Against the wealth and elegance of Alwir's power. Aide's supporters did not show up well. Under Bishop Maia's tattered scarlet episcopal cloak, he wore a faded panoply of scavenged rags, topped by a sweater knitted for him by one of the Penambran ladies. Tomec Tirkenson, in his fringed buckskin shirt and fleece moccasins, looked much like the barbarians he fought. Ingold, the best-dressed of the three, might have passed for anything from a genteel beggar to a street-corner harpist, but certainly not for the Archmage of the Wizards of the West. Among them, Alde seemed to blaze, like a slip of white flame in shadows.
When Alwir spoke again, his voice was calmer but no less deadly. "I suppose you have reasons which you believe to be valid, my sister," he spat acidly, "for coming armed into my presence. But if we are to talk, it will not be in the company of these-bravos."
"These bravos, my lord, are the commanders of your outland troops," she returned, and her soft voice easily filled the council chamber.
His lip curled. "And what do military commanders have to do with statecraft and policy?"

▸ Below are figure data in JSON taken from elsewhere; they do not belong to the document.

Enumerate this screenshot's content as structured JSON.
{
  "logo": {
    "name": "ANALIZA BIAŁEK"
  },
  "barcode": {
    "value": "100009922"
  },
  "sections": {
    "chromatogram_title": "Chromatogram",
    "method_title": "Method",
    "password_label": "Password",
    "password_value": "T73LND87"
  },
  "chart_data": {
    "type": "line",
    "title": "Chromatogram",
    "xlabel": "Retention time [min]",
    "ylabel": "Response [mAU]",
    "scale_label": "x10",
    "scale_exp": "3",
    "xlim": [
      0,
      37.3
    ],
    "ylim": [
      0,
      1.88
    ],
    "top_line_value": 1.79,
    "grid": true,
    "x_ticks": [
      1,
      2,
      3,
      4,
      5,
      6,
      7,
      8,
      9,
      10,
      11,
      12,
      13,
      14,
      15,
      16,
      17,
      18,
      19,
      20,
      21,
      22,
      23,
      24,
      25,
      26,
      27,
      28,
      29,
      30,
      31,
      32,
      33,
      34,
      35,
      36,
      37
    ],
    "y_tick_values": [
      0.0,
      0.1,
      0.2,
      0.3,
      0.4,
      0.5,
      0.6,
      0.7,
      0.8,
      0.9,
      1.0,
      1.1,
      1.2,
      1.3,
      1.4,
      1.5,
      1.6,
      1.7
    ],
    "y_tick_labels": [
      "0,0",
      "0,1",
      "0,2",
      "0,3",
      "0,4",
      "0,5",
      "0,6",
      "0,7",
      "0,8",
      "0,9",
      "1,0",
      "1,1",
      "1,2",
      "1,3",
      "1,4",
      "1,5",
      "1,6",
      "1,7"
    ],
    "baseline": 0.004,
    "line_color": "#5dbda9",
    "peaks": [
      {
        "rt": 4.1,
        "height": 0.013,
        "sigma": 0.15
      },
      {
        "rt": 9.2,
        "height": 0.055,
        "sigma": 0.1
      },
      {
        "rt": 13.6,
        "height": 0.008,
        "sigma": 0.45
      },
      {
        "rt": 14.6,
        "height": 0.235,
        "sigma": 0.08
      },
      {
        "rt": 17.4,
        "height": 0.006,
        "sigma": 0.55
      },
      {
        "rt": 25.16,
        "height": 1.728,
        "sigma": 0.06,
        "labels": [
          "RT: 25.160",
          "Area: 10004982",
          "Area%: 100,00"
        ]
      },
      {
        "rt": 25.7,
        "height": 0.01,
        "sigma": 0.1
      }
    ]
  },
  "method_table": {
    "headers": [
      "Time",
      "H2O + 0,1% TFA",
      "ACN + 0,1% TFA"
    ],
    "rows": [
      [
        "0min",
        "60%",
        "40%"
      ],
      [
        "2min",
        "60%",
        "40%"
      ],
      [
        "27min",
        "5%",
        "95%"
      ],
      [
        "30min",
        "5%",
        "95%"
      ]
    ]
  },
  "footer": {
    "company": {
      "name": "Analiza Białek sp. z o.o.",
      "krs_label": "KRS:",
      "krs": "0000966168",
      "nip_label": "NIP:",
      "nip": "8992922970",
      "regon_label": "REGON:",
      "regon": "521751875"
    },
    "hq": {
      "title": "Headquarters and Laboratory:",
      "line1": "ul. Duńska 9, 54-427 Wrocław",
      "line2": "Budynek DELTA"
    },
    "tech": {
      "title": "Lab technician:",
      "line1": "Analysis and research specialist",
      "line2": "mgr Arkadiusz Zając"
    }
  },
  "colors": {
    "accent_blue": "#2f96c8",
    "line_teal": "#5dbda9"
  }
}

"They die for it, my lord."
There was momentary silence. Then Alwir's face softened, and he came around the table, his hands held out to take hers, his voice gentle and beautiful. "Aide- Minalde. There are always those who die, child; always those who must sacrifice to the good of all. You know this-none better than you." He took her hands in a warm clasp, the soft modulations of his voice excluding all others around them, speaking for her ears only, as if they had been alone. "If every soldier were given his vote, no battles would ever be fought. That is why there must be leaders, my child. Without unquestioning unity, we are like a palsied man in a duel, with every limb flailing to no purpose. Sometimes one arm must take a cut so that the other can deliver a killing blow."
He stood close to her. For a moment she looked up at him, once more his little sister, sheltered under the strength of his shadow.
Then she turned her wrists, not violently, but sharply, something Gil had taught her, breaking his hold before he could tighten it to draw her close. She stepped back from him, between her tall, ragged allies.